I would like to integrate the following line integral without using parametrization . I wanted to integrate the following $$\int_C \frac{1}{z-a} dz$$ , where $C$ is a a curve along $|z-a| =r$ .
Using parametrization i can easily get the answer , but i wanted to integrate without using parametrization of the circle. Appreciate your hints .

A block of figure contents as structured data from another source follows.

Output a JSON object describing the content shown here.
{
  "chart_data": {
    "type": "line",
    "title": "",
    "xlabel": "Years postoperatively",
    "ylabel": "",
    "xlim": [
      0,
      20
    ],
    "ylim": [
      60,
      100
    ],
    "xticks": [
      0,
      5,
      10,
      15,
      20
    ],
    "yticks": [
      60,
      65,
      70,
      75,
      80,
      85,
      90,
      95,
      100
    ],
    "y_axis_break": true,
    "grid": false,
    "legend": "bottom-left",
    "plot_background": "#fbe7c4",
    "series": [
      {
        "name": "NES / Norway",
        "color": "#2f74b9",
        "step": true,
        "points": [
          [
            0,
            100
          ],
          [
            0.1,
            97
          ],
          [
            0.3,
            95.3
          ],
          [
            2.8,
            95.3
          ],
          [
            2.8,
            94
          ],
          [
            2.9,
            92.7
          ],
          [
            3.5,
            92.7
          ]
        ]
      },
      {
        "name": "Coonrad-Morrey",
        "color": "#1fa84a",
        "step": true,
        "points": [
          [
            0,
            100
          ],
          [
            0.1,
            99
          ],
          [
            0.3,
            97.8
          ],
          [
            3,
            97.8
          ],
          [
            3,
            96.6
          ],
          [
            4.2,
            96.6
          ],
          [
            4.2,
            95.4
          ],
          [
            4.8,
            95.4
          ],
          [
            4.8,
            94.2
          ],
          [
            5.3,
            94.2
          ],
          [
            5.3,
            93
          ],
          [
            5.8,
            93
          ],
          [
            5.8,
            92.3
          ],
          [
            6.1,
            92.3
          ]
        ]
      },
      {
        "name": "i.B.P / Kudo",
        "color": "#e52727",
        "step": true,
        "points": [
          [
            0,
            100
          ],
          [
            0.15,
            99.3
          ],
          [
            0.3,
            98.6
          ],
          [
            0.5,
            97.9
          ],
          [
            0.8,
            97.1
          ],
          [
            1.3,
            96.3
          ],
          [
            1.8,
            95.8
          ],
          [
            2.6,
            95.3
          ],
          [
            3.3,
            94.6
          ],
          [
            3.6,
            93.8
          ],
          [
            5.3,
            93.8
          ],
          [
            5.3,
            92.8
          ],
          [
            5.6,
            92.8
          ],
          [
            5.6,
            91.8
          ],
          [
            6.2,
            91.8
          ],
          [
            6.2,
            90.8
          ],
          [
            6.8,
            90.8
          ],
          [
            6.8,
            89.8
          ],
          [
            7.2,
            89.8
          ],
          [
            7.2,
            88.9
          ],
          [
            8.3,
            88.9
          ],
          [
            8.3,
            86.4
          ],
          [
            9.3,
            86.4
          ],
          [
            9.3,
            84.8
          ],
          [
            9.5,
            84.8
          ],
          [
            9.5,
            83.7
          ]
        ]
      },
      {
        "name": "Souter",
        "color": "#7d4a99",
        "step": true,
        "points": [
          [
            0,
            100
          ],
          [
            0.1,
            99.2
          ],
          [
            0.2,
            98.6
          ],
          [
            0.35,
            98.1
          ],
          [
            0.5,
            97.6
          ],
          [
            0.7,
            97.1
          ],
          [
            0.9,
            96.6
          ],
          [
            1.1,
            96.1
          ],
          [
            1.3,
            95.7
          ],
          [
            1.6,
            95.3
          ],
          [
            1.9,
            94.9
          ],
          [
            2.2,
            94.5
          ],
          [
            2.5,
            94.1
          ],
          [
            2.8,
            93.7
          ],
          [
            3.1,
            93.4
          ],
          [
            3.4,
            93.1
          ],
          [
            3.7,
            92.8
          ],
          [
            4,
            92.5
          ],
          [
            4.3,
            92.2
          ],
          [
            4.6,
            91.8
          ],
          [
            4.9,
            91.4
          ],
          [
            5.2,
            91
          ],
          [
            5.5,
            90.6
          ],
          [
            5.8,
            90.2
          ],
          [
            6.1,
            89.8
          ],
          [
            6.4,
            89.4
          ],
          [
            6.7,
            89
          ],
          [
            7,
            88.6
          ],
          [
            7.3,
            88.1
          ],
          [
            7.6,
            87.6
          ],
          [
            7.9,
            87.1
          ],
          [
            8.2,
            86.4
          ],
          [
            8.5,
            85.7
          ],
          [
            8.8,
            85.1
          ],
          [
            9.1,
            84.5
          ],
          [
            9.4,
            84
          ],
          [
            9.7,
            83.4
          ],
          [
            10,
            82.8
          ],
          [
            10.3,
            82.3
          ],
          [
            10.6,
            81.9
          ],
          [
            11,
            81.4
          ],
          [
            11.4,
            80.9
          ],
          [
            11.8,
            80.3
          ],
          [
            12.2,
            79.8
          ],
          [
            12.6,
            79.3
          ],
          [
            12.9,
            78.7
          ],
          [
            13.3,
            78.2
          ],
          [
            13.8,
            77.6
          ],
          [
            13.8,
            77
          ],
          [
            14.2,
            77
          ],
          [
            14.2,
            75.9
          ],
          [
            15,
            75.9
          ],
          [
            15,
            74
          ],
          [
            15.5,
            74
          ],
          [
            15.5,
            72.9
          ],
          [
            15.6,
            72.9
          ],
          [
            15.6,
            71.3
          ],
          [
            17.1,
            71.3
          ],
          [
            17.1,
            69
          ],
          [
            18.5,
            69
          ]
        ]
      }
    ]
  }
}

You may assume $a=0$. Consider an integer $N\gg1$, put $\omega:=e^{2\pi i/N}$ (an $N$th root of unity) and choose $z_k:=r\omega^k\in\partial D_r$ $\>(0\leq k\leq N)$. Then using the "physical interpretation" of a line integral one has $$\eqalign{\int_{\partial D_r}{dz\over z}&\doteq\sum_{k=0}^{N-1}{z_{k+1}-z_k\over z_k}=\sum_{k=0}^{N-1}{r\omega^{k+1}-r\omega^k\over r\omega^k}\cr &=N(\omega-1)=2\pi i\>{e^{2\pi i/N}-1\over{2\pi i/N}}\to 2\pi i\quad(N\to\infty)\ .\cr}$$
Here is a second approach to the problem:
On the right half plane the principal value $z\mapsto {\rm Log}\>z$ is a primitive of $z\mapsto {1\over z}$. It follows that the integral over the circular arc $\gamma_1$ from $re^{-i\pi/4}$ to $re^{-i\pi/4}$ is given by $$\int_{\gamma_1}{dz\over z}={\rm Log}\bigl(re^{i\pi/4}\bigr)-{\rm Log}\bigl(re^{i\pi/4}\bigr)=i{\pi\over2}\ .$$
Similarly, on the upper half plane the principal value $z\mapsto {\rm Log}\>{z\over i}$ is a primitive of $z\mapsto {1\over z}$. It follows that the integral over the circular arc $\gamma_2$ from $re^{i\pi/4}$ to $re^{3i\pi/4}$ is given by $$\int_{\gamma_2}{dz\over z}={\rm Log}{re^{3i\pi/4}\over i}-{\rm Log}{re^{i\pi/4}\over i}=i{\pi\over2}\ .$$ And so on.